February 8, 2008

From the digital fountains to the analog mountains,
let the mirror express the room



Jitka Hanzlova, Dancing, 2002


Sad for an unbrave world
-- by Jack Micheline

I never wanted to be a poet.
I just wanted to be a human being.
Anyone who wants to be a poet is out of his mind.
Either you are one or you're not.
Most poets are not poets.
To be a real artist is a unique and valuable asset to this planet.


Over Coffee
-- by Carlos Martinez

Here is the best of everything – you sitting in a chair
at a table in a café at the back of a bookstore where

the dust motes glide through the air as easily as wrens
and crowds bustle up and down the aisles looking for

the latest self-help books, the most recent diet guide
while you and I sip coffee and tea and eat

freshly-baked scones and the children
suburban mothers tow along behind them

make noise as their rubber-soled shoes drag across
scuffed linoleum. In front of me, the leather-bound anthology of

contemporary poetry you bought for me, my hands
resting on its front cover, which is as warm as flesh.

Your hair is so blond it sheds light, this dim corner
illumined by it and I am so much dazzled, I cast

my eyes down to where the scratched tabletop reflects it.
Wrong is what people say, those who have never sat

at a table in a café at the back of a bookstore where
rain’s driven crowds inside to browse

rows of books, where I am
a tongue-tied middle-aged man

whose gray-haired head
plays moon to yours.


If Death is Kind
-- by Sara Teasdale

Perhaps if Death is kind, and there can be returning,
We will come back to earth some fragrant night,
And take these lanes to find the sea, and bending
Breathe the same honeysuckle, low and white.
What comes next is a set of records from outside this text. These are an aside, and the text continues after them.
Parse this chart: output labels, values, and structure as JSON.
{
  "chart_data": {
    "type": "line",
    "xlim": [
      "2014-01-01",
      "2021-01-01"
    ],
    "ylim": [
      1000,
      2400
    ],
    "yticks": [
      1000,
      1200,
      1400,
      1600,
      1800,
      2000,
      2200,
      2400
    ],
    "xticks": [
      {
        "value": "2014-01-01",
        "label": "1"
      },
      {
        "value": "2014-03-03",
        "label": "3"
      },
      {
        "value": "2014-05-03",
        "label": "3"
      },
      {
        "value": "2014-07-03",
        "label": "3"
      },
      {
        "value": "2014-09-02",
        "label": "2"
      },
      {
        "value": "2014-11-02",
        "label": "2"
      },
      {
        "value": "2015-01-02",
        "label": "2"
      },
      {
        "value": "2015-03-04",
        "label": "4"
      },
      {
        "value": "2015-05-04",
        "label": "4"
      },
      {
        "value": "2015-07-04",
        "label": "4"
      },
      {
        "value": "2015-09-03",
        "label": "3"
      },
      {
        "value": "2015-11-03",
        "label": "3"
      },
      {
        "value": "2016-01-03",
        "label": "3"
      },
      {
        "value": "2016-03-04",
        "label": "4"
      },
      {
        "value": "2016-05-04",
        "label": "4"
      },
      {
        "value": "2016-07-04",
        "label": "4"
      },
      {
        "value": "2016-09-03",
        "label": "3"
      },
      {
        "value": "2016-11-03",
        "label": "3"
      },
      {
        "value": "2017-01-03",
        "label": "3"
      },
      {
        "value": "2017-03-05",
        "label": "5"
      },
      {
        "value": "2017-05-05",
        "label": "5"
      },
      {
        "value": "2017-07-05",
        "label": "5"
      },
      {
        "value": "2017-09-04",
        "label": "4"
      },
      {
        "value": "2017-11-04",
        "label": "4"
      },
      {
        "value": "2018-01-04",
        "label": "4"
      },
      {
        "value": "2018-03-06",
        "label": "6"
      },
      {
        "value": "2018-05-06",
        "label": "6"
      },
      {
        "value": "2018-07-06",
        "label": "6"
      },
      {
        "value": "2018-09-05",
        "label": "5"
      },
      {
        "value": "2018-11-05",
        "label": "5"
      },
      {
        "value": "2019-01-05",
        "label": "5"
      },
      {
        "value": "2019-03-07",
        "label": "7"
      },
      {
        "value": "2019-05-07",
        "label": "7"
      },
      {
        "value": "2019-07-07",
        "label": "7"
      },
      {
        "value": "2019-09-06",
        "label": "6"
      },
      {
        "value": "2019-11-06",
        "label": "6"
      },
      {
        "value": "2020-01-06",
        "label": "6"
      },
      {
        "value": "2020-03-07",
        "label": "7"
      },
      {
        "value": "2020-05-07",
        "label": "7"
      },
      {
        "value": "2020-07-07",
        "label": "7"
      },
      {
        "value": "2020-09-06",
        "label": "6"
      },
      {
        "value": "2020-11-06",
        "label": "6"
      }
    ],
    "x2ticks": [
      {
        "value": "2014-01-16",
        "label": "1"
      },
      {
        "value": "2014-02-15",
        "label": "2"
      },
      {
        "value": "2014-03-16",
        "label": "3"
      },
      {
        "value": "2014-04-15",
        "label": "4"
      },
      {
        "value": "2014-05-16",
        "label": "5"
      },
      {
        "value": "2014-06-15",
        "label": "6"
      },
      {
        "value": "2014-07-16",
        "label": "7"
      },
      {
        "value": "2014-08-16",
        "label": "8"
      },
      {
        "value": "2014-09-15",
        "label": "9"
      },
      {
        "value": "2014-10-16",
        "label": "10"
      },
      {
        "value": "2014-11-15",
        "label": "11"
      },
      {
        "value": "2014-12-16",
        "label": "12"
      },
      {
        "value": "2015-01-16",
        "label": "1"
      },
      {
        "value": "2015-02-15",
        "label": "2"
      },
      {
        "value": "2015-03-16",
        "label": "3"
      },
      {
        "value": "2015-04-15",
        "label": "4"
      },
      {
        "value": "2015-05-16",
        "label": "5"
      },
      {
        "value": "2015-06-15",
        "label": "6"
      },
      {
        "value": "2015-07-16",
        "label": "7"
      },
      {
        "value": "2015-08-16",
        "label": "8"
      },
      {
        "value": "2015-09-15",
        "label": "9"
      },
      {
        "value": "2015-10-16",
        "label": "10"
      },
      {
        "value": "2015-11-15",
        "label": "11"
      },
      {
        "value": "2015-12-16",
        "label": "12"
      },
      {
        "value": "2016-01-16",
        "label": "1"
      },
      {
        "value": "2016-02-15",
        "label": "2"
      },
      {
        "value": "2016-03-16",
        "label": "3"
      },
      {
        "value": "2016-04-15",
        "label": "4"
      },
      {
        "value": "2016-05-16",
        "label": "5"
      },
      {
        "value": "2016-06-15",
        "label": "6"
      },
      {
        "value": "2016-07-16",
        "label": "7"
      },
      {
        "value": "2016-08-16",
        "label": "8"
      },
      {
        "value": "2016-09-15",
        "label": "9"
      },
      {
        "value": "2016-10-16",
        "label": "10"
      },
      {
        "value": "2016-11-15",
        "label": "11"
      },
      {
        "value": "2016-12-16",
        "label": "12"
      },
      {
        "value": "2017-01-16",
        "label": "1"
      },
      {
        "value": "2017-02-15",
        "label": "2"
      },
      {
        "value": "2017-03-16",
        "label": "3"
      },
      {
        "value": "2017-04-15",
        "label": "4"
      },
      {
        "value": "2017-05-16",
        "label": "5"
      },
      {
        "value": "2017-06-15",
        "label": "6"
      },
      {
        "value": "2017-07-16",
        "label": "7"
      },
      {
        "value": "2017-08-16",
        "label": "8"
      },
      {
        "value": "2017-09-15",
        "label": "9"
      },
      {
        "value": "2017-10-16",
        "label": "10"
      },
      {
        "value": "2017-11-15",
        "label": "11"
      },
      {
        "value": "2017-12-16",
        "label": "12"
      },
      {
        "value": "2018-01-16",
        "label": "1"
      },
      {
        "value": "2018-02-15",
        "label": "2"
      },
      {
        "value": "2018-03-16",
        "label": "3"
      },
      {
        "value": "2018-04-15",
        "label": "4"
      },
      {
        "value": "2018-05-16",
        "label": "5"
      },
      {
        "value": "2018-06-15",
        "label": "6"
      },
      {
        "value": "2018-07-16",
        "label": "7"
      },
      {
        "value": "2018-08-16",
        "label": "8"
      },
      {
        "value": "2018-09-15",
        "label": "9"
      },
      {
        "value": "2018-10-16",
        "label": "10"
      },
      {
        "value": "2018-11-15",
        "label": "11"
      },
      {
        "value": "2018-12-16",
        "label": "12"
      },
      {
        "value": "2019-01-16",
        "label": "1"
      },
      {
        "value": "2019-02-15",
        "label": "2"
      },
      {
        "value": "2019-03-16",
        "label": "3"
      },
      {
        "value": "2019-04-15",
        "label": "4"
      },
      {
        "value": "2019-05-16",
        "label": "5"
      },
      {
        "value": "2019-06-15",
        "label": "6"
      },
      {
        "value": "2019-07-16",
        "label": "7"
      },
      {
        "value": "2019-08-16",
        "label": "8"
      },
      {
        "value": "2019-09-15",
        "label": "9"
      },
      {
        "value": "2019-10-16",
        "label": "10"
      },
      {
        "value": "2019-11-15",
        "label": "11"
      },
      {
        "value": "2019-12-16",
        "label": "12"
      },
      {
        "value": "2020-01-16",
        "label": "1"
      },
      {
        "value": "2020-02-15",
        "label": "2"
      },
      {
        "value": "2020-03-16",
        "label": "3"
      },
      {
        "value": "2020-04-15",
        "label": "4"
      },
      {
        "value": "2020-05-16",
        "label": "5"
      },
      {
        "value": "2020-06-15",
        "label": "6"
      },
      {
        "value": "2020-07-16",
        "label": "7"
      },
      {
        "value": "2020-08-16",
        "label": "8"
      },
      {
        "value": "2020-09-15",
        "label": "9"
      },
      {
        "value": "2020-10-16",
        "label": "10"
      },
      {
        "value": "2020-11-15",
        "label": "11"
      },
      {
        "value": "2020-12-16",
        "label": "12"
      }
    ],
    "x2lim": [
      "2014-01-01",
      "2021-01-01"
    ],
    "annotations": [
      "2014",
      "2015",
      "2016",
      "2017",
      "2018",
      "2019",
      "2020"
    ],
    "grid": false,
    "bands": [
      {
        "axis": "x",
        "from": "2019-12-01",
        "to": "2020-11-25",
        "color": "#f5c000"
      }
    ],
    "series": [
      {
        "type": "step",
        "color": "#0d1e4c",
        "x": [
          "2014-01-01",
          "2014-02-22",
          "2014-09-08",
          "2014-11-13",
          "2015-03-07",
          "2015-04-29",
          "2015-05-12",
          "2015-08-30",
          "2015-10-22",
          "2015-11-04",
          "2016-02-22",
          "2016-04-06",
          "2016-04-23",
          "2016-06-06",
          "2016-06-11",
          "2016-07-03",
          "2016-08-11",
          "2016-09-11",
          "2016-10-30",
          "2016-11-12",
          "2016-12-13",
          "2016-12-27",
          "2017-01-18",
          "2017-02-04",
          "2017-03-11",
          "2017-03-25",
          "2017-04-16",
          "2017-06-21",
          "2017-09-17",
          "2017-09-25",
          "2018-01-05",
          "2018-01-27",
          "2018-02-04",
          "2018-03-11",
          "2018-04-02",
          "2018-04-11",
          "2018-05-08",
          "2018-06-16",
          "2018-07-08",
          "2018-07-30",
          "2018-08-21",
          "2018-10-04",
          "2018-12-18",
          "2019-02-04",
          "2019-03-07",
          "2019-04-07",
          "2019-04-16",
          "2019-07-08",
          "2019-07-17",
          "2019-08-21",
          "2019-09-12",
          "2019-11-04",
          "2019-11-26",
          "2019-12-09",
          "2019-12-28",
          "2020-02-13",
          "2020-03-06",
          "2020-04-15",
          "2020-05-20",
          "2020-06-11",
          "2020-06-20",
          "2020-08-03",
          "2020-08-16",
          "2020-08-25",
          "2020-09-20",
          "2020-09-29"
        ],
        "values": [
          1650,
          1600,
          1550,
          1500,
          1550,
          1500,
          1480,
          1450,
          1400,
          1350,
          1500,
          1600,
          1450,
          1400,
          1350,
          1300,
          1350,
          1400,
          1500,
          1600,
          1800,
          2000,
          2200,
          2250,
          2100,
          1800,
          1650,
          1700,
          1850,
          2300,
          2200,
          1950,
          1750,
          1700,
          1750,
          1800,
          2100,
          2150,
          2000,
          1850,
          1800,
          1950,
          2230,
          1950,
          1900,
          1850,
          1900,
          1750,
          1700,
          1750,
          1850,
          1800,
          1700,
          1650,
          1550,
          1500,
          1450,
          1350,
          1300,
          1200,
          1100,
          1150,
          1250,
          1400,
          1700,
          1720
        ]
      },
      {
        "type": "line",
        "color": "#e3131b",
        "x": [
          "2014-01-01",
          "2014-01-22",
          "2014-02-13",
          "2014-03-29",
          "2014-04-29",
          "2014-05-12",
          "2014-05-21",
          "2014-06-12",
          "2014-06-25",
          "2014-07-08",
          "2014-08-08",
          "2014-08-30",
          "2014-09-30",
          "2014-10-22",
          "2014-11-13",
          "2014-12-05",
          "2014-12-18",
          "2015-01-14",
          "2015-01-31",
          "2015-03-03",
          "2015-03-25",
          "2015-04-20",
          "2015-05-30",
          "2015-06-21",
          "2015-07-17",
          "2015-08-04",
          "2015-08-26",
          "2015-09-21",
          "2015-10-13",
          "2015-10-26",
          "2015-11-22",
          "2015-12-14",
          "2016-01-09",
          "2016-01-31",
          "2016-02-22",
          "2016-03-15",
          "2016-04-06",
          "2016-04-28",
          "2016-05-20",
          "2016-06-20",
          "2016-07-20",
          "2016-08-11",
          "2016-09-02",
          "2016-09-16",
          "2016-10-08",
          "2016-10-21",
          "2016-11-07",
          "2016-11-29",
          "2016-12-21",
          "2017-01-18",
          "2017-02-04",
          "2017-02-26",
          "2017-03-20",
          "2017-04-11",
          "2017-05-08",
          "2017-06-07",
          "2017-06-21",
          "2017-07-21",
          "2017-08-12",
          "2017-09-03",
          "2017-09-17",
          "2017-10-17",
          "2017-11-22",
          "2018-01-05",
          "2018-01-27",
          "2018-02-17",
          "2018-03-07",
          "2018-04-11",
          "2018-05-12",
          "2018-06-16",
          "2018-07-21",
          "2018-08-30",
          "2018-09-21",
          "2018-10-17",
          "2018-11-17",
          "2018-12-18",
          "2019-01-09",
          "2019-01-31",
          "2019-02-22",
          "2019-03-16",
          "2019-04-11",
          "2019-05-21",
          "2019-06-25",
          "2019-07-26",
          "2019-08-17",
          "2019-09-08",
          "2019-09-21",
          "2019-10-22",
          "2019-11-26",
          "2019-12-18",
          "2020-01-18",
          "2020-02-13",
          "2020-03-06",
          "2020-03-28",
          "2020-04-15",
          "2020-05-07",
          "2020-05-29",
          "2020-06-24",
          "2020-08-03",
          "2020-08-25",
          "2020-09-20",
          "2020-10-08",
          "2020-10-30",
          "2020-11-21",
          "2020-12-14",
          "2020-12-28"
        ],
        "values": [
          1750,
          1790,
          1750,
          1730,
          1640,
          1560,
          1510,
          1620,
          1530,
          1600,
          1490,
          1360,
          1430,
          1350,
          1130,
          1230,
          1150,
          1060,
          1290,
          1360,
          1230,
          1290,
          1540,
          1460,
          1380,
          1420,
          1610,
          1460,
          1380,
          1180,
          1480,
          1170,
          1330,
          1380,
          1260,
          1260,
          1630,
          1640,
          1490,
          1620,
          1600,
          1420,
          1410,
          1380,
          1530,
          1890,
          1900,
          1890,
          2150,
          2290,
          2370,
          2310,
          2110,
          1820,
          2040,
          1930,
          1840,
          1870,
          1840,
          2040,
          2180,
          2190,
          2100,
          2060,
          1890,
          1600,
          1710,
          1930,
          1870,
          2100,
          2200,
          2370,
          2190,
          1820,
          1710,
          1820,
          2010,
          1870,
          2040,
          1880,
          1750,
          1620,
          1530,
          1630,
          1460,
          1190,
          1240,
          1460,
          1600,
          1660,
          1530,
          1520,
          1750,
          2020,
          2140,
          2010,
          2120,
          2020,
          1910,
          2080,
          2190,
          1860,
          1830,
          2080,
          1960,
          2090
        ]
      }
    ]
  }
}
We will come down at night to these resounding beaches
And the long gentle thunder of the sea,
Here for a single hour in the wide starlight
We shall be happy, for the dead are free.


Somewhere there is a simple life
-- by Anna Akhmatova

translated from Russian by Judith Hemschemeyer

Somewhere there is a simple life and a world,
Transparent, warm and joyful. . .
There at evening a neighbor talks with a girl
Across the fence, and only the bees can hear
This most tender murmuring of all.

But we live ceremoniously and with difficulty
And we observe the rites of our bitter meetings,
When suddenly the reckless wind
Breaks off a sentence just begun --

But not for anything would we exchange this splendid
Granite city of fame and calamity,
The wide rivers of glistening ice,
The sunless, gloomy gardens,
And, barely audible, the Muse's voice.

2 Comments:

Anonymous Anonymous said...

i think this analog mountain might be an alusion to "mount analog", strange unfinished book by rené daumal, i'm almost sure dcb read it

9:54 AM  
Anonymous Anonymous said...

Albert Einstein on hearing by bees:
"If the bee disappeared off the surface of the globe then man would only have four years of life left. No more bees, no more pollination, no more plants, no more animals, no more man."